Karussis reported that in six patients who received an intrathecal (into the fluid around the spinal cord) injection of the cells, there was a significantly slower decline in overall clinical and respiratory function in the six months following treatment compared to the three months prior to treatment.
"ALS is a highly variable disease, with different patients progressing at different rates.

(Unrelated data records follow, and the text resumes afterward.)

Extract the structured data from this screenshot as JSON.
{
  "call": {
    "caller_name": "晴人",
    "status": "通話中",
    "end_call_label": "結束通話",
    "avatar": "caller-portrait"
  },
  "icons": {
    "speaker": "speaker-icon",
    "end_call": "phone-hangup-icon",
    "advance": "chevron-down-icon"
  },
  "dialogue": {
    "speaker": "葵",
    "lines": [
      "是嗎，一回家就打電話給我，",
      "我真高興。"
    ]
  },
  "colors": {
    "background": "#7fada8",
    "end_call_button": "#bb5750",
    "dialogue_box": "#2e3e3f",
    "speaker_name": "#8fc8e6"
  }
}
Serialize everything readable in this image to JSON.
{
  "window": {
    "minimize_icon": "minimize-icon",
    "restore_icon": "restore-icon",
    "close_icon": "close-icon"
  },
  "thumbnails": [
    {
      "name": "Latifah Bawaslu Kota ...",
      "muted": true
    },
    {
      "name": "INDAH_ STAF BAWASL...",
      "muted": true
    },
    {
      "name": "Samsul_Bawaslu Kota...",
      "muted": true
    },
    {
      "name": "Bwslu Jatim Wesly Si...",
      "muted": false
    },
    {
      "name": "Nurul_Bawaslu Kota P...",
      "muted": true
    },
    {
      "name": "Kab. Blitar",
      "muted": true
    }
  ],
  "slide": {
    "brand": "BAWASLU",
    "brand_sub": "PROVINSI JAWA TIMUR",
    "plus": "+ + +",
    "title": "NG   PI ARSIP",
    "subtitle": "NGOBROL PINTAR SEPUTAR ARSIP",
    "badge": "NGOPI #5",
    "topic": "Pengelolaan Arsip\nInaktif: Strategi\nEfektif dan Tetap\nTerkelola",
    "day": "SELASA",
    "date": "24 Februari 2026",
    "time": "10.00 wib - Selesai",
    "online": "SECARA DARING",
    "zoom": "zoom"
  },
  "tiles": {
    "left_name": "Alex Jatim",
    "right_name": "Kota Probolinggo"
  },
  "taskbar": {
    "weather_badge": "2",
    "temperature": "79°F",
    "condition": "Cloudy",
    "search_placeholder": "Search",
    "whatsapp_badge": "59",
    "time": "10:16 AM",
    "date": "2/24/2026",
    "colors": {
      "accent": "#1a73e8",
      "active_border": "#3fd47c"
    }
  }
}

As such, a report of improvement in only six patients, while exciting, is not proof that the treatment works," noted MDA Vice President of Research Jane Larkindale. "Such a result could come about by chance, so further trials are necessary to determine if this treatment can really slow progression."
BrainStorm currently is conducting a phase 2a dose-escalating trial of NurOwn stem cell therapy in ALS at Hadassah. For more information, see Autologous Cultured Mesenchymal Bone Marrow Stromal Cells Secreting Neurotrophic Factors (MSC-NTF), in Patients with Amyotrophic Lateral Sclerosis (ALS), or enter NCT01777646 into the search box at ClinicalTrials.gov.
The company also plans to launch a multicenter phase 2 trial of NurOwn in ALS at several sites in the United States.